2015.12.14 Identification of disease-causing single nucleotide variants in exome sequencing studies
Title: Identification of disease-causing single nucleotide variants in exome sequencing studies
Speaker：Dr. Rui Jiang
Department of Automation, Tsinghua University
Address： Rm 101, East wing of Old Chemistry Building, Peking Unversity
Chair： Prof. Minghua Deng, Center for Quantitative Biology
Exome sequencing has been widely used in detecting pathogenic nonsynonymous single nucleotide variants (SNVs) for human inherited diseases. However, traditional statistical genetics methods are ineffective in analyzing exome sequencing data, due to such facts as the large number of sequenced variants, the presence of non-negligible fraction of pathogenic rare variants or de novo mutations, and the limited size of affected and normal populations. Here, we propose bioinformatics approaches, SPRING, snvForest and GLINTS, for identifying pathogenic nonsynonymous SNVs for a given query disease. SPRING integrates six functional effect scores calculated by existing methods and five association scores derived from a variety of genomic data sources to calculate the statistical significance that an SNV is causative for a query disease. snvForest adopts an ensemble learning method to assign prediction scores to candidate SNVs.
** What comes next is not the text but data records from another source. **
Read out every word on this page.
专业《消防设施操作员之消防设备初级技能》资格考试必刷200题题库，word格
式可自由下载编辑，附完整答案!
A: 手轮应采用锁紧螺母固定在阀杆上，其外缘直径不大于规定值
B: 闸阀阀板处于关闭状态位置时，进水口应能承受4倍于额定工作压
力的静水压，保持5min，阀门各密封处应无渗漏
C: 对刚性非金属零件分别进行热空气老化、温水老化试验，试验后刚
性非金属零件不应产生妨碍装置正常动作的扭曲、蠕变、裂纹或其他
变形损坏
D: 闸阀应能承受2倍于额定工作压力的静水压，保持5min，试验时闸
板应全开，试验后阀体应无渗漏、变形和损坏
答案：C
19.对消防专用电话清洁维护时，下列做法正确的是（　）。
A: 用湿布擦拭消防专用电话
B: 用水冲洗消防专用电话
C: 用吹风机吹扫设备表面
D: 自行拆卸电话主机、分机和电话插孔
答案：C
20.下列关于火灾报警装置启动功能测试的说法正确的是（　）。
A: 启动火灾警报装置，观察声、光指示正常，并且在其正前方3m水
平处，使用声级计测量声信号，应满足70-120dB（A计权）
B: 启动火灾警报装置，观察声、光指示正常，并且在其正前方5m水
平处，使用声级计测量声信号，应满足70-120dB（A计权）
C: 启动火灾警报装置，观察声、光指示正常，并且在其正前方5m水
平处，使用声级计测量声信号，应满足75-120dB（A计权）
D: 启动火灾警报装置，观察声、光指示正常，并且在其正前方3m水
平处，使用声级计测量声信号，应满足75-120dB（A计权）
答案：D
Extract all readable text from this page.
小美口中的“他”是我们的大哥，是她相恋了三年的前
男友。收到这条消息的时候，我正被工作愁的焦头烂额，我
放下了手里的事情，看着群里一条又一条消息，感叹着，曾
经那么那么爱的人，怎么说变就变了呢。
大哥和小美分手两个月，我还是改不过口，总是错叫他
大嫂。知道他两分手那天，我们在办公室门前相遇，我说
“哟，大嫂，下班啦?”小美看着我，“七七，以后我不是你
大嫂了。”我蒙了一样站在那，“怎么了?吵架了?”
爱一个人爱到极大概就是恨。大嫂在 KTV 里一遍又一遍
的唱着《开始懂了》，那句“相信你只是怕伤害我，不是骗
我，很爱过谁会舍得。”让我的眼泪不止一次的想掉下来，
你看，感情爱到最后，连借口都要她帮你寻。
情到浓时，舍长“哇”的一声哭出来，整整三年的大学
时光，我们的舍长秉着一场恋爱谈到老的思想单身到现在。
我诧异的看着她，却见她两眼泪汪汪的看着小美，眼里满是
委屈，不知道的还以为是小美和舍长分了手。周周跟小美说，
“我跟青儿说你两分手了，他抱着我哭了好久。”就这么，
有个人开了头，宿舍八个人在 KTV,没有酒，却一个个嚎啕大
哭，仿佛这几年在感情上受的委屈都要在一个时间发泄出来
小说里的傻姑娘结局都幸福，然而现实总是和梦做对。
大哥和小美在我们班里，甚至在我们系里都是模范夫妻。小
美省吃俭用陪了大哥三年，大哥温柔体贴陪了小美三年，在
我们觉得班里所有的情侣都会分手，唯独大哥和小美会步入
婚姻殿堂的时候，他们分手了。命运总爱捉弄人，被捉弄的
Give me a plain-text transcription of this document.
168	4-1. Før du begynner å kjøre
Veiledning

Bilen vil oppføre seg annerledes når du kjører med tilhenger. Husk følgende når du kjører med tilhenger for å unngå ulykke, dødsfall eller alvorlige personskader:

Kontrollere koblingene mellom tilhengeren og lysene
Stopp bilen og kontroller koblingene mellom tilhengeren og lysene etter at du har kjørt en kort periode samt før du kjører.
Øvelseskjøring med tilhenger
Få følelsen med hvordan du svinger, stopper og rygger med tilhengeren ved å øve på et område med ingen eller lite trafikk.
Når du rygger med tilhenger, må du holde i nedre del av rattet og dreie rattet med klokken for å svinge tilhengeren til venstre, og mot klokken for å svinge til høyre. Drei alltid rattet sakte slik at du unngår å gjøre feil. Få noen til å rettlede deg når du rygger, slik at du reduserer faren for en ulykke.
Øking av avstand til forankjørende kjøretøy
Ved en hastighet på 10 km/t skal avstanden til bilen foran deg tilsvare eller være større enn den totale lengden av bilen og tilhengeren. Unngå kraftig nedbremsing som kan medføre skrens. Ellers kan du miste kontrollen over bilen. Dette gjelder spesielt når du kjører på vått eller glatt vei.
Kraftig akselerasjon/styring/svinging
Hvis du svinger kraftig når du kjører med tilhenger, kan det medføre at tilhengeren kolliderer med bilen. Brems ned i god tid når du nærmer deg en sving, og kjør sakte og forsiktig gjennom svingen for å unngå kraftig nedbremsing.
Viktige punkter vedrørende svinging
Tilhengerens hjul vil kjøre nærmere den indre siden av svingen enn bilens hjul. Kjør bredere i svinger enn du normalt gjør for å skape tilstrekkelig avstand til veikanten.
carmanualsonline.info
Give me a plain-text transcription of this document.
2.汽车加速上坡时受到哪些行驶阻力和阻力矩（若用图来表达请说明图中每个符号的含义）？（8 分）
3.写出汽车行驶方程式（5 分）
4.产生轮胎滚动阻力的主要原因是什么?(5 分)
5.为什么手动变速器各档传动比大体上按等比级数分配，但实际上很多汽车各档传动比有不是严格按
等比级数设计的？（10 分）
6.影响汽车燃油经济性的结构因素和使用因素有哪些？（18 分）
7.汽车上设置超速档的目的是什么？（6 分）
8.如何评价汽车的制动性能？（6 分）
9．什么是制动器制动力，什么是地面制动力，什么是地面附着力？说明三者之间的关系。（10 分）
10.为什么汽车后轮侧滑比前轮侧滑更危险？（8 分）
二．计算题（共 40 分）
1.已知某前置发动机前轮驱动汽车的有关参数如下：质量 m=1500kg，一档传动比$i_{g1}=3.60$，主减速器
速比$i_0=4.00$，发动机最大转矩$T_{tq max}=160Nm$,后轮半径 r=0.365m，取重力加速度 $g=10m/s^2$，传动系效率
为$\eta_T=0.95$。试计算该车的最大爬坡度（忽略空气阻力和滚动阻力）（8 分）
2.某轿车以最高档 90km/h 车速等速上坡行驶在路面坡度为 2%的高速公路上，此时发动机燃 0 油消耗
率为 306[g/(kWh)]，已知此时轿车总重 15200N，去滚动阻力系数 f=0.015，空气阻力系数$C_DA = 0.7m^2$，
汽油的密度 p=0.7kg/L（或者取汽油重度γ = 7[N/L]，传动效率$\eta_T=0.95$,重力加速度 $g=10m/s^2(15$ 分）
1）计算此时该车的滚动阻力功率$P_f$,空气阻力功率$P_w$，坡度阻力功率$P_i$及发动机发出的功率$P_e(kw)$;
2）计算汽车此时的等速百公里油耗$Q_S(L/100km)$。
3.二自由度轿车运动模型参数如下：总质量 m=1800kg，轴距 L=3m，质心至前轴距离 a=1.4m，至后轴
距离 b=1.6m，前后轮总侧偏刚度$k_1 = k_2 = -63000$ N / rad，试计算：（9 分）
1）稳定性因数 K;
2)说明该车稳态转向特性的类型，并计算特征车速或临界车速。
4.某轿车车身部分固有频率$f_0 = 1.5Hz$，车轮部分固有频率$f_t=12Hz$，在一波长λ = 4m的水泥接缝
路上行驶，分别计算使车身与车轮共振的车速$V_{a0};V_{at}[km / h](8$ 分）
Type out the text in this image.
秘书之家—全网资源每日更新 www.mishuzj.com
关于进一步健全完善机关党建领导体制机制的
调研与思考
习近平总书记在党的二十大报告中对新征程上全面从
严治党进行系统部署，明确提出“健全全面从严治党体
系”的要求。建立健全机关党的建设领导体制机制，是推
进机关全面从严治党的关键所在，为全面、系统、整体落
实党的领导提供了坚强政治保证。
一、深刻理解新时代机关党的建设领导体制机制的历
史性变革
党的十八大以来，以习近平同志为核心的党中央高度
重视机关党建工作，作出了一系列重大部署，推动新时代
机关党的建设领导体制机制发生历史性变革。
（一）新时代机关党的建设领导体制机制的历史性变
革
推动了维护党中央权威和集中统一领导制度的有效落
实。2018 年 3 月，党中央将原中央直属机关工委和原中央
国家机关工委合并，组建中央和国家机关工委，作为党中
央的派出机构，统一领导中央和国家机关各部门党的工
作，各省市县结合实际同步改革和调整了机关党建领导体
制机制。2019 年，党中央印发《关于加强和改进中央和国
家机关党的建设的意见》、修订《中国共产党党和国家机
These methods are designed to use with a set of seed genes known as associated with the disease of interest, and thus is suitable for studies on diseases with some prior knowledge. GLINTS further incorporates three disease phenotype similarity data to facilitate the detection of causative SNVs without any knowledge of seed genes for a query disease. This method is therefore suitable for research on diseases whose genetic bases are completely unknown. With a series of comprehensive validation experiments, we demonstrate the effectiveness of these methods, not only in simulation studies, but also in detecting causative de novo mutations for autism, epileptic encephalopathies and intellectual disability.